The demolitions that took place in Jaffa during the 1950s and continued until just six months ago, within meters of the Etzel Museum, are part of a veritable project to manicure the view from Jaffa’s summit to the plain of Tel Aviv. As a result, the Manshiyya neighborhood has been pulverized, transformed into a palimpsest of powder, broken stones, mortar and wood. This five-meter-deep landscape of pulverized city is today the touristic promenade of the Tel Aviv beach.
Does rubble amount to a construction material?
The tightly compressed rubble of Manshiyya’s ruins will be loosened and freed from its artificial retaining walls erected on the seashore.
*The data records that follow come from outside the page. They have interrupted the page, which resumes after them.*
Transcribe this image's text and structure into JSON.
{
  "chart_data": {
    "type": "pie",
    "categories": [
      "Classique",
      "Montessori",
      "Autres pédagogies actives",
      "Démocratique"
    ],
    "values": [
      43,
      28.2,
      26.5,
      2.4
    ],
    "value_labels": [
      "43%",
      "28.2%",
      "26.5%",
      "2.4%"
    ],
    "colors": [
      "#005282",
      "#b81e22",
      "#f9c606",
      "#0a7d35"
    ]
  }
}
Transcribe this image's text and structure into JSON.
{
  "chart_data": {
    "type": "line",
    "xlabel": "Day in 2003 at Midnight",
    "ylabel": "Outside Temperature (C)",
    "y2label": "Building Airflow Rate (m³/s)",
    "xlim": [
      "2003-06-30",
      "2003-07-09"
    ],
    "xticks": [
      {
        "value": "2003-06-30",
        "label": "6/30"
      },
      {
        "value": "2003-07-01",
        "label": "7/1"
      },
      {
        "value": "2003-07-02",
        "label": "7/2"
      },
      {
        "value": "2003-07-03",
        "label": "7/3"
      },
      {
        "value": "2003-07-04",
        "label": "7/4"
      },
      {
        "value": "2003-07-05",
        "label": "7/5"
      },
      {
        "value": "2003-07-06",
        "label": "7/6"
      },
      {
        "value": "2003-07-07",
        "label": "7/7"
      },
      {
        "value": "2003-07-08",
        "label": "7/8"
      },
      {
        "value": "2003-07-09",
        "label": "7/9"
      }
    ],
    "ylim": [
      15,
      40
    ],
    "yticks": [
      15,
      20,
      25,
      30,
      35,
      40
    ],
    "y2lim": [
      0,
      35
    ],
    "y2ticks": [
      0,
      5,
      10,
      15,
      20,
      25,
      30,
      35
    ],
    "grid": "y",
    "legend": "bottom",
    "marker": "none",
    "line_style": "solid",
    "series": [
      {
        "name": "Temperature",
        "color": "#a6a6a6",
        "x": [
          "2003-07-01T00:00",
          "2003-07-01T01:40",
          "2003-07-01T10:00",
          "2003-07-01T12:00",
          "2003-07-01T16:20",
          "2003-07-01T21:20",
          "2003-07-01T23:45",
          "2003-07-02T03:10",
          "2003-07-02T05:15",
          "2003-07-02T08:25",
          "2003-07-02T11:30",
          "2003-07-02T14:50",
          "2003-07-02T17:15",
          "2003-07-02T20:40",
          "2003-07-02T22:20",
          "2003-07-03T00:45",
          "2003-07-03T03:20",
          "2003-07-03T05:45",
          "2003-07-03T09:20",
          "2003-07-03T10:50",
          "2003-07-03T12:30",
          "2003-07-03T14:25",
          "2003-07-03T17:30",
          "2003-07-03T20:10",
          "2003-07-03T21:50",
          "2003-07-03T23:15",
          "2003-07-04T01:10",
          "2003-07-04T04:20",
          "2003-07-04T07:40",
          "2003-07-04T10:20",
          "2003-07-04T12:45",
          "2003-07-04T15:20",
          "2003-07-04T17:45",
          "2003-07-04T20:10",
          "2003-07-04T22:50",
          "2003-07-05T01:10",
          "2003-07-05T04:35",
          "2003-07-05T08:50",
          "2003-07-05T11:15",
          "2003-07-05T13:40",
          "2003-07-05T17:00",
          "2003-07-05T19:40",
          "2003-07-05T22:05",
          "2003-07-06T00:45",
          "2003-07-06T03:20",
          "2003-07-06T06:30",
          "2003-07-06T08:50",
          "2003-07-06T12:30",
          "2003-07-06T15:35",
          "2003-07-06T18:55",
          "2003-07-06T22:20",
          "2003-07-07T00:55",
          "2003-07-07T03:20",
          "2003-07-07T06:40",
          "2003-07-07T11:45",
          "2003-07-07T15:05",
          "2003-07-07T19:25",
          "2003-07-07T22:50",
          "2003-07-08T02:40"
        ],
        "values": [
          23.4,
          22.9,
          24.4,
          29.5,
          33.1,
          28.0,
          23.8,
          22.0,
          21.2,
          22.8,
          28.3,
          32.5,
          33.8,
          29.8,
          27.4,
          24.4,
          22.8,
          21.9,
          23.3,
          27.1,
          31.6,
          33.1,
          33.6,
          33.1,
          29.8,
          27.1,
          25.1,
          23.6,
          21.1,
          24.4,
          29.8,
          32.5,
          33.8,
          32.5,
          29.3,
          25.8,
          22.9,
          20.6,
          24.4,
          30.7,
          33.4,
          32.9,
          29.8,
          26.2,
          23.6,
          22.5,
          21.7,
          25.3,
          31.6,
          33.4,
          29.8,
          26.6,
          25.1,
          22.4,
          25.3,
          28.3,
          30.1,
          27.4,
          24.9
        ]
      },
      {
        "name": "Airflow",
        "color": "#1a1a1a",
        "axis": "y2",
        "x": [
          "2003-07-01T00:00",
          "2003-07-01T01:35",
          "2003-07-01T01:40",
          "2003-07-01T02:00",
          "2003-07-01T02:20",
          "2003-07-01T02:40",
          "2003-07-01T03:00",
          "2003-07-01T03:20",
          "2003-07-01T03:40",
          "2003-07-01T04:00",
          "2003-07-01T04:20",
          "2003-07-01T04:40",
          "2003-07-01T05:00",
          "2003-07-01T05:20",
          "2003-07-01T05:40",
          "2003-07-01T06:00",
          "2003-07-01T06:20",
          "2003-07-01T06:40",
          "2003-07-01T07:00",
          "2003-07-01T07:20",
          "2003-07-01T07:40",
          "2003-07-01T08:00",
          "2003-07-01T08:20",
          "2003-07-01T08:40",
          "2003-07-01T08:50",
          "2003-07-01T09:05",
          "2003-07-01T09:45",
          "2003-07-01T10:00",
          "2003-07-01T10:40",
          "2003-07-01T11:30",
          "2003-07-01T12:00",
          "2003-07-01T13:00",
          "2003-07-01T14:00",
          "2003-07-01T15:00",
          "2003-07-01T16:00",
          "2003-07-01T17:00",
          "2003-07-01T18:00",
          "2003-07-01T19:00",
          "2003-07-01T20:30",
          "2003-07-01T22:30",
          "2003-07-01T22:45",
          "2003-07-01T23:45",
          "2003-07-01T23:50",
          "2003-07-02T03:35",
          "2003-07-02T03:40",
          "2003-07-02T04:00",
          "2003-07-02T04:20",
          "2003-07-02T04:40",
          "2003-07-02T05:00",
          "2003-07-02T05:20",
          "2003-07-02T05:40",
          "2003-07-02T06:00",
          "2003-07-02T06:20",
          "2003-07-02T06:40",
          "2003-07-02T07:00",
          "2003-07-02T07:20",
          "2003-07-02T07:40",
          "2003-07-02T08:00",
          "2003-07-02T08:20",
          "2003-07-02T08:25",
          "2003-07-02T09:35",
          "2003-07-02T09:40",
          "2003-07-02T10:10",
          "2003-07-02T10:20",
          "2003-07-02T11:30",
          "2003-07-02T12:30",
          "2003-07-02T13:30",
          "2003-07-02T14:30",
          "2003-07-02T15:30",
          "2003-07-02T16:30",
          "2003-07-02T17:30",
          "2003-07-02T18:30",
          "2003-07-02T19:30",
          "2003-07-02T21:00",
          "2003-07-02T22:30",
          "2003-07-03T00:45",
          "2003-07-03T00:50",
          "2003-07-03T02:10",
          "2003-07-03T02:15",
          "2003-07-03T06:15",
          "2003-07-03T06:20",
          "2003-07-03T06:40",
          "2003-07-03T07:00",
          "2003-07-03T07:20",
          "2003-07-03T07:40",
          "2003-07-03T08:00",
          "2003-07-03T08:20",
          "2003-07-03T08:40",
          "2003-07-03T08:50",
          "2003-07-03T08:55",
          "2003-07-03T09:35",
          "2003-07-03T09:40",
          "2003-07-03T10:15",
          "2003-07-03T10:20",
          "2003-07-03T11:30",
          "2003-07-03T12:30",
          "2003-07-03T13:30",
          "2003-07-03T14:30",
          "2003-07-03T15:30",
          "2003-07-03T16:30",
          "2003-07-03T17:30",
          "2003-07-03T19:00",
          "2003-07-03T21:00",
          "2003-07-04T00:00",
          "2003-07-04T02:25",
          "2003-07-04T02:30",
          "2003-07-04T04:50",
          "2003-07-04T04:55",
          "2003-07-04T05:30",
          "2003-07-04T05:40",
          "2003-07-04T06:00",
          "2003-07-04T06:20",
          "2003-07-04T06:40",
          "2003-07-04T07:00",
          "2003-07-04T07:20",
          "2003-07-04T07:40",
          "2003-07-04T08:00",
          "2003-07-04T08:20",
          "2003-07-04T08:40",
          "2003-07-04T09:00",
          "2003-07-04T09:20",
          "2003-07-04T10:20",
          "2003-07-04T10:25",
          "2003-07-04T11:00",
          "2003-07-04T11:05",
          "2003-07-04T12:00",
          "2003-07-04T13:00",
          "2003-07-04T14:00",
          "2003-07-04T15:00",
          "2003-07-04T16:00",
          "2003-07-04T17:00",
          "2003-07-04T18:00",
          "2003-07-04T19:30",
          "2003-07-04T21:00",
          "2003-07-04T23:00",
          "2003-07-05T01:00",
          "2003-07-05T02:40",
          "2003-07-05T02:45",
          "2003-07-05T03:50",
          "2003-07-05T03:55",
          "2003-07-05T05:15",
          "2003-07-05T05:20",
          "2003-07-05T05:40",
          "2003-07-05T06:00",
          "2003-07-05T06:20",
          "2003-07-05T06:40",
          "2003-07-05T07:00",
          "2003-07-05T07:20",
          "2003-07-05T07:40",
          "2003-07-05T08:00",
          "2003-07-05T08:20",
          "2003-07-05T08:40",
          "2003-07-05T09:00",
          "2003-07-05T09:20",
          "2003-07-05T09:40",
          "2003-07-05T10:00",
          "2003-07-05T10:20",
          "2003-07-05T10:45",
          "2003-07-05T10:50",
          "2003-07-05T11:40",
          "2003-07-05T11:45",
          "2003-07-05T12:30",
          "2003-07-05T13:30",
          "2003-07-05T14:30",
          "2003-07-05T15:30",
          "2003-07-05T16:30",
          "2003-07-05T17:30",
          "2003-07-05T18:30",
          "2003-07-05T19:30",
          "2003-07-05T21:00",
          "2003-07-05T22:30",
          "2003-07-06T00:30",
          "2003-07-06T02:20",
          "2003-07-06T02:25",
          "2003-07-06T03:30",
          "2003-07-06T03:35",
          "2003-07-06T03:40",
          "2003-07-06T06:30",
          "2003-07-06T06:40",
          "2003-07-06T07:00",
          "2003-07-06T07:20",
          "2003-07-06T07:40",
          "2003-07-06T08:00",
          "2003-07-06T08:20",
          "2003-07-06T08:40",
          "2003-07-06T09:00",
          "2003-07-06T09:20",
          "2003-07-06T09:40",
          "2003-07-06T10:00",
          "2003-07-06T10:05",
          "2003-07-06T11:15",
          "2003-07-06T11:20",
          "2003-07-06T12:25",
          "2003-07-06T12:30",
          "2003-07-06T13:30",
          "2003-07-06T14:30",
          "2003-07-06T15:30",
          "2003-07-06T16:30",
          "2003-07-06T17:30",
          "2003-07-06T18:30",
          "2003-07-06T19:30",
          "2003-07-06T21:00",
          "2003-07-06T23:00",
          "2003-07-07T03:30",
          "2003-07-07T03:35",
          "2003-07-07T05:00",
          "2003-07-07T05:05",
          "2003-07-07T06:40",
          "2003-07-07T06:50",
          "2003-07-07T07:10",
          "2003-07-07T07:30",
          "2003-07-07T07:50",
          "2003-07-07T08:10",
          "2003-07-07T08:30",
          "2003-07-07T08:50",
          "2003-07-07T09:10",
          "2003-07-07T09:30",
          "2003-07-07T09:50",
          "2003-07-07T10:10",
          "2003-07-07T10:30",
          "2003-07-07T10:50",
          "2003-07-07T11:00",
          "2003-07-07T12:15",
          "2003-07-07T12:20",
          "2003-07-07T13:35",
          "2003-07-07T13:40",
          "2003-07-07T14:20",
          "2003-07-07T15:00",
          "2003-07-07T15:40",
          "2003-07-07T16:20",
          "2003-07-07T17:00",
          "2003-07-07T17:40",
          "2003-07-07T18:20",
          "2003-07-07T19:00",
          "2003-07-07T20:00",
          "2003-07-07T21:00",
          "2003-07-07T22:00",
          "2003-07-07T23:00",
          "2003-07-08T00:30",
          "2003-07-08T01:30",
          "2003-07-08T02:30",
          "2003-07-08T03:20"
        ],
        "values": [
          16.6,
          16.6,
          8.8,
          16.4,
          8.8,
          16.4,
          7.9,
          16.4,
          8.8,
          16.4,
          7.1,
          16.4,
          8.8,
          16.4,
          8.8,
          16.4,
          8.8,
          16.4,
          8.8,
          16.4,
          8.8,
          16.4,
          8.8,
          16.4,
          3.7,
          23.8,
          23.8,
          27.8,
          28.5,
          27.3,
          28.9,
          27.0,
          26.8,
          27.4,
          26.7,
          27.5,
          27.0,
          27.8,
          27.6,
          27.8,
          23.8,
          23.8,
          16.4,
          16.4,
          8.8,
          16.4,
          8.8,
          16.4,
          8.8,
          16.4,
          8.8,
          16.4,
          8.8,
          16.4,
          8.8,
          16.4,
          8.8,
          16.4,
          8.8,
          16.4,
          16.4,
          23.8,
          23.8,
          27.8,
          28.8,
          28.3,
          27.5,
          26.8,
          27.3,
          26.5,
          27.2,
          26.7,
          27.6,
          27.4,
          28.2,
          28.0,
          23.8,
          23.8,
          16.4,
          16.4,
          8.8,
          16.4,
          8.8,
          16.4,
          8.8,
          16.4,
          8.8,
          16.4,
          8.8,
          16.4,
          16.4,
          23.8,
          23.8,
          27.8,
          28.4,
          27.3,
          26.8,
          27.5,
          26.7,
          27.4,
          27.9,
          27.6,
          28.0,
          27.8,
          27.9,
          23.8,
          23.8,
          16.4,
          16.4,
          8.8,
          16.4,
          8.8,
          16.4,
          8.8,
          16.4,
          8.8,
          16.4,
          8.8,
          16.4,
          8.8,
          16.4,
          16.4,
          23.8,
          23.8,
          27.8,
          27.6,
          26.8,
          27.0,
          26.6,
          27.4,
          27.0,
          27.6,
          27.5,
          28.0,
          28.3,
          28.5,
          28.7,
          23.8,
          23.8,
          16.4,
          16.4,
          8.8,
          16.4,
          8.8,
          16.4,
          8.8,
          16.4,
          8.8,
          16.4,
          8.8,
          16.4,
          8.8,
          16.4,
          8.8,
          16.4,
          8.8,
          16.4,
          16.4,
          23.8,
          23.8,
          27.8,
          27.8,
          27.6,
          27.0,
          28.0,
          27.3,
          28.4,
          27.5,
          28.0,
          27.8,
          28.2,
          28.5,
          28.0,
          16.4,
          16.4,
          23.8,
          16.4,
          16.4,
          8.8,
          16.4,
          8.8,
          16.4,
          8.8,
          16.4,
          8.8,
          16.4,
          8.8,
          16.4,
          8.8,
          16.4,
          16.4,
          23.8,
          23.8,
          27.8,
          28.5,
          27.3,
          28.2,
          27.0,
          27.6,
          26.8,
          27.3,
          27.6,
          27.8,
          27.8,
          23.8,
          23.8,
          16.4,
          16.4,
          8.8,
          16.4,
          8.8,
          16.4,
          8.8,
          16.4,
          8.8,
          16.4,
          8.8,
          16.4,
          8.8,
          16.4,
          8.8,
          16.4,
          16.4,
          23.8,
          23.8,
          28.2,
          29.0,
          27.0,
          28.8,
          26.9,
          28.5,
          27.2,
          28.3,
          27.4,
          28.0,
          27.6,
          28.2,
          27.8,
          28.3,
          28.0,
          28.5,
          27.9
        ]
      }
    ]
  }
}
The rubble will be drawn out to the sea and redistributed to create a large plain along the beach. Manshiyya’s buried foundations, as well as the recent Israeli construction emerge from this rubble platform, inaugurating a place between construction and destruction.
In the context of a city, the Return will be a matter of building on the built. “The built” here refers to the Israeli construction from the past decades but also the ruins of destroyed or transformed villages. Those ruins—often imagined as an intact house in the village of origin—are today mostly disparate traces, buried or recycled scraps of former courtyards, bedrooms, and cultivated terraces. These ruins, found in all former Palestinian urban centers, are tied to the personal histories of refugees, as well as the common history of Palestine. The identification and articulation of these ruins is crucial, because a practice of Return must find ways to accomodate itself in the radically changed ‘48 areas. Ruins in this context are not only the fragments of what used to be private, but also the first tracings of what can be common.
This project, which documents the decades-long transformation of three houses in Jaffa, attempts to add to the Nakba archive developed by Walid Khalidi and Abu Sitta in their respective volumes, All That Remains (1992) and Atlas of Palestine (2004). At the same time, the archaeological investigation of these houses through media proposes the further transformation of Jaffa. Through the reconstruction of the three houses, we see that the material present is a product of a continuous reshaping. At the present time however, the traces of the Nakba appear brought to a halt, frozen in time. Ruins nevertheless are intinsically indeterminate: they have the potential to transcend melancholy and break out from their settled context. Ruins, which Ariella Azoulay writes make up the “ongoing presence” of life in destroyed Palestinian towns, as much as they embody destruction, provoke construction.